Drunk Men Don’t Sleep

We passed around the bottle as we did with the stories we shared that night — crude tales of old men, of the scarred and the beaten, of those who carry saddlebags under their eyes, the sleepless. Besides, drunken men do not sleep, at least not the weary ones. It was a sultry night. We buried the smell of our mixed sweat with the stench of cigarette smoke and our incessant laughter. We fought off the coming of the day, we all wanted to stay, recluse, in the night. We hid in our own lies caught between our teeth. In those minced words. We lurked, like gawking vultures in the dark for any leftovers. Waiting, ever long, sleepless like a steady patch of a cloud on a windless night.

 

 

Mulberry Plant

It was New Year’s. Everything was still. Quiet. Tranquil.
It was more than what I deserved, but I took it anyway.

“Hey, bud.” The Mulberry plant began.
I turned to the door but there was no one.

“Hey, bud.  Are you there?” It was only then when I realized that it was talking to its actual bud.

Again, I turned to the doorway and minded my own.
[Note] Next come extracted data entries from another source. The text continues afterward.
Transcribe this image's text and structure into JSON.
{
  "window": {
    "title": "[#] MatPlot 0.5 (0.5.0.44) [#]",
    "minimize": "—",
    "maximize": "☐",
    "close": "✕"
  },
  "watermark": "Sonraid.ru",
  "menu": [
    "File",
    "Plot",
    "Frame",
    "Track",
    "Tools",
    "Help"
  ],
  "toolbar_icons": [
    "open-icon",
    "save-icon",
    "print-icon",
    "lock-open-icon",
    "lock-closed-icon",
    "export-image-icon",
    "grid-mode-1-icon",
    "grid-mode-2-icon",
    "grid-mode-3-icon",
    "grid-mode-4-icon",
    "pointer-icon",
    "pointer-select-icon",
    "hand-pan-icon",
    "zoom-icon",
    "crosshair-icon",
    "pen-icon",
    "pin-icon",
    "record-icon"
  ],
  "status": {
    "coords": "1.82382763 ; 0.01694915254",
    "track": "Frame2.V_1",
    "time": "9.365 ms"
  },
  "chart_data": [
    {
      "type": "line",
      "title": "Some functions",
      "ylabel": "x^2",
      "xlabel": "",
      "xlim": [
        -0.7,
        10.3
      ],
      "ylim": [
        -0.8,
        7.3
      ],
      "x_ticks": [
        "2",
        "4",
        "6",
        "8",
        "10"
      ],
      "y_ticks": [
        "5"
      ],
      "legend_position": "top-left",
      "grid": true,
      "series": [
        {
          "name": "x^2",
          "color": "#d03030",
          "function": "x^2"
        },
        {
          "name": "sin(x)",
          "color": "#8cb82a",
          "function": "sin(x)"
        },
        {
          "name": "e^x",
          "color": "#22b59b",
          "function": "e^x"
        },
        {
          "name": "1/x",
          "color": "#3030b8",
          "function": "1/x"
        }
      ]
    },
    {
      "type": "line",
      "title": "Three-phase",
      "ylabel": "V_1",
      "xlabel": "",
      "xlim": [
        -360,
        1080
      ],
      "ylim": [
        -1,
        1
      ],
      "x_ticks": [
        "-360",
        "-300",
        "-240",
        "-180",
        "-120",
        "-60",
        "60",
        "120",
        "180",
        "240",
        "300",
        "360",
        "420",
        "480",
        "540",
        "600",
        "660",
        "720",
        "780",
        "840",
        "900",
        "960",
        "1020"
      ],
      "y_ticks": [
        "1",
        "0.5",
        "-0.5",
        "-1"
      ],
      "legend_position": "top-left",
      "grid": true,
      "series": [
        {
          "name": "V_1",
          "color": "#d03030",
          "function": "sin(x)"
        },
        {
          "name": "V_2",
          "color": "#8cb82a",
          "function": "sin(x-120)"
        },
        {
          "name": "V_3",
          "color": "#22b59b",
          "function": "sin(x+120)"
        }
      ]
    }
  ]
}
I reclaimed the quiet and sat on the stillness of the brand new day.

 

 

Marionettes

They stood along the roadside where the rest of the crowd had also gathered. The child perched upon the shoulders of his old man, cheering on beautifully embellished motorcades reeling past them with colorful balloons strapped at the corners.

Everybody was waiting for the sixty-foot marionettes to come.  And when they appeared, they couldn’t believe what they were actually witnessing.  It was nothing they’ve seen before.

The giants glided over the water, at the great lake by the ravine.

The town police stood between the onlookers and the mechanical beings made mostly of wood. There were only iron barricades and nylon ropes to keep the crowd at bay. The crowd broke loose, lurched forward into the lake to welcome the gods. While high-ranking officials cavorted with off-duty prostitutes and bootleggers became the day’s official suppliers of folly — the acolytes of Dionysus.